The goRf doesn't have the option to disable esp... It's sad

Sent from my HTC Sensation using Tapatalk


----------



## TylerO28 (Jul 7, 2008)

Straight line, yes
twisty roads? Meh
I live my life one quarter mile at a time
Rofl


----------



## itskohler (Jan 7, 2011)

Lol. I daily my car so a straight line is how I judge what works best for me. I only make 2 turns on my way to work.


----------



## 2.5low (Mar 13, 2012)

thygreyt said:


> The goRf doesn't have the option to disable esp... It's sad
> 
> Sent from my HTC Sensation using Tapatalk


it has launch control does it not.. so how does that work?


----------



## 2.5low (Mar 13, 2012)

TylerO28 said:


> Straight line, yes
> twisty roads?

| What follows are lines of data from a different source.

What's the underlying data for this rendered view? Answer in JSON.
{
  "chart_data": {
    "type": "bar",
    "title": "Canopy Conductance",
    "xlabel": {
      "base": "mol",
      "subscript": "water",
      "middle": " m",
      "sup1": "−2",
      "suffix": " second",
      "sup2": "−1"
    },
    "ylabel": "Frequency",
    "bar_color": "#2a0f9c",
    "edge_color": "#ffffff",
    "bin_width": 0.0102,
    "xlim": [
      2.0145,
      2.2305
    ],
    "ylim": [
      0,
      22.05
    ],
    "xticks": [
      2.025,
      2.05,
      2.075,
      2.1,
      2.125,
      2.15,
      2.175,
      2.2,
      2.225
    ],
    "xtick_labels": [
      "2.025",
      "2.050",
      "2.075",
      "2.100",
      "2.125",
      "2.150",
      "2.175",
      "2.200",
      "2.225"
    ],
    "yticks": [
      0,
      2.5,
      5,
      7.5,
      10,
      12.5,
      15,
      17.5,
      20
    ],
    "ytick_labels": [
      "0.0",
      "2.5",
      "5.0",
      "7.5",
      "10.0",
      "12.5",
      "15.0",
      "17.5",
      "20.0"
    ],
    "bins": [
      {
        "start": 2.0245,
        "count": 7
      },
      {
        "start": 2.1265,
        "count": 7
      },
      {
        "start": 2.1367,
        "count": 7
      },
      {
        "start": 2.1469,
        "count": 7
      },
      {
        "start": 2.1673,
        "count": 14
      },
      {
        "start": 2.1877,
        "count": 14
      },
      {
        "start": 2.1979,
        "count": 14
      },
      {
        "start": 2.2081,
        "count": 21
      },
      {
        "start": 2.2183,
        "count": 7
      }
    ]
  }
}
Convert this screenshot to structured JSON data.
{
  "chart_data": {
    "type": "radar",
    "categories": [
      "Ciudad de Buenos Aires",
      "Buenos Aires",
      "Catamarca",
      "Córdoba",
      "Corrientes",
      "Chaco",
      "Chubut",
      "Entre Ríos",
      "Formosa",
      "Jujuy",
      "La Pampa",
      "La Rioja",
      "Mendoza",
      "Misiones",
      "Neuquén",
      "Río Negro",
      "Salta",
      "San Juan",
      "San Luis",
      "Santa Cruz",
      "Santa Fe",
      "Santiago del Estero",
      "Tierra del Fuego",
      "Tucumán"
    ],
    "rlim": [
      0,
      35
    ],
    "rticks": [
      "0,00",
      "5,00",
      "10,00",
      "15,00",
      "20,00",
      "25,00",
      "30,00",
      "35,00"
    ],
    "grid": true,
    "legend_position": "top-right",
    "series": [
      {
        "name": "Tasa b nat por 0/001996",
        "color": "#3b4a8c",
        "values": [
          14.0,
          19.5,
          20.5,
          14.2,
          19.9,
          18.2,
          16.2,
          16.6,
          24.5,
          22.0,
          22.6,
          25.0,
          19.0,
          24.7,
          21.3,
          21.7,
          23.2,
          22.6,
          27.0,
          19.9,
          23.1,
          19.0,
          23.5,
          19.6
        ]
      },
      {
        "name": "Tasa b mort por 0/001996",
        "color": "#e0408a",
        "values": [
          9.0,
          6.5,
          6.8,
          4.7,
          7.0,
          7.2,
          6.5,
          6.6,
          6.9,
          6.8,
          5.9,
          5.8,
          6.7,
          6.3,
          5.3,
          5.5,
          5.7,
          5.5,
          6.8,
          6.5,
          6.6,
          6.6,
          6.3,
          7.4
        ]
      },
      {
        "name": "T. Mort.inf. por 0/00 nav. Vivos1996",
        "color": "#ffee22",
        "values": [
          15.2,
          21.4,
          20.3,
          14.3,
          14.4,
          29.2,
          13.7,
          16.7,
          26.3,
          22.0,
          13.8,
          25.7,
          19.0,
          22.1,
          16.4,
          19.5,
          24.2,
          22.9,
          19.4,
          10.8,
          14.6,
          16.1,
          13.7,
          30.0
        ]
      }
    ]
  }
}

Meh
> I live my life one quarter mile at a time
> Rofl


hahah.. i love that line.. get a friend to test drive one, and figure it out... id love to see a video of this.. still skeptical i guess..


kiserhd

Join Date
Feb 2nd, 2008
Posts
527

Re: (the 100 octane kid)

Mine pulled 245hp 239ft/lbs (mustang dyno) with pretty much the same setup Jon has. Now that he relocated to the throttlebody pipe he should be seeing another pound to a pound and a half of boost. So those numbers should be higher.


thats what im finding more.. 245/239.. so you saying you'd win a strait just doesnt sit right in the least.. whats your Q mile time? have you tracked it?


----------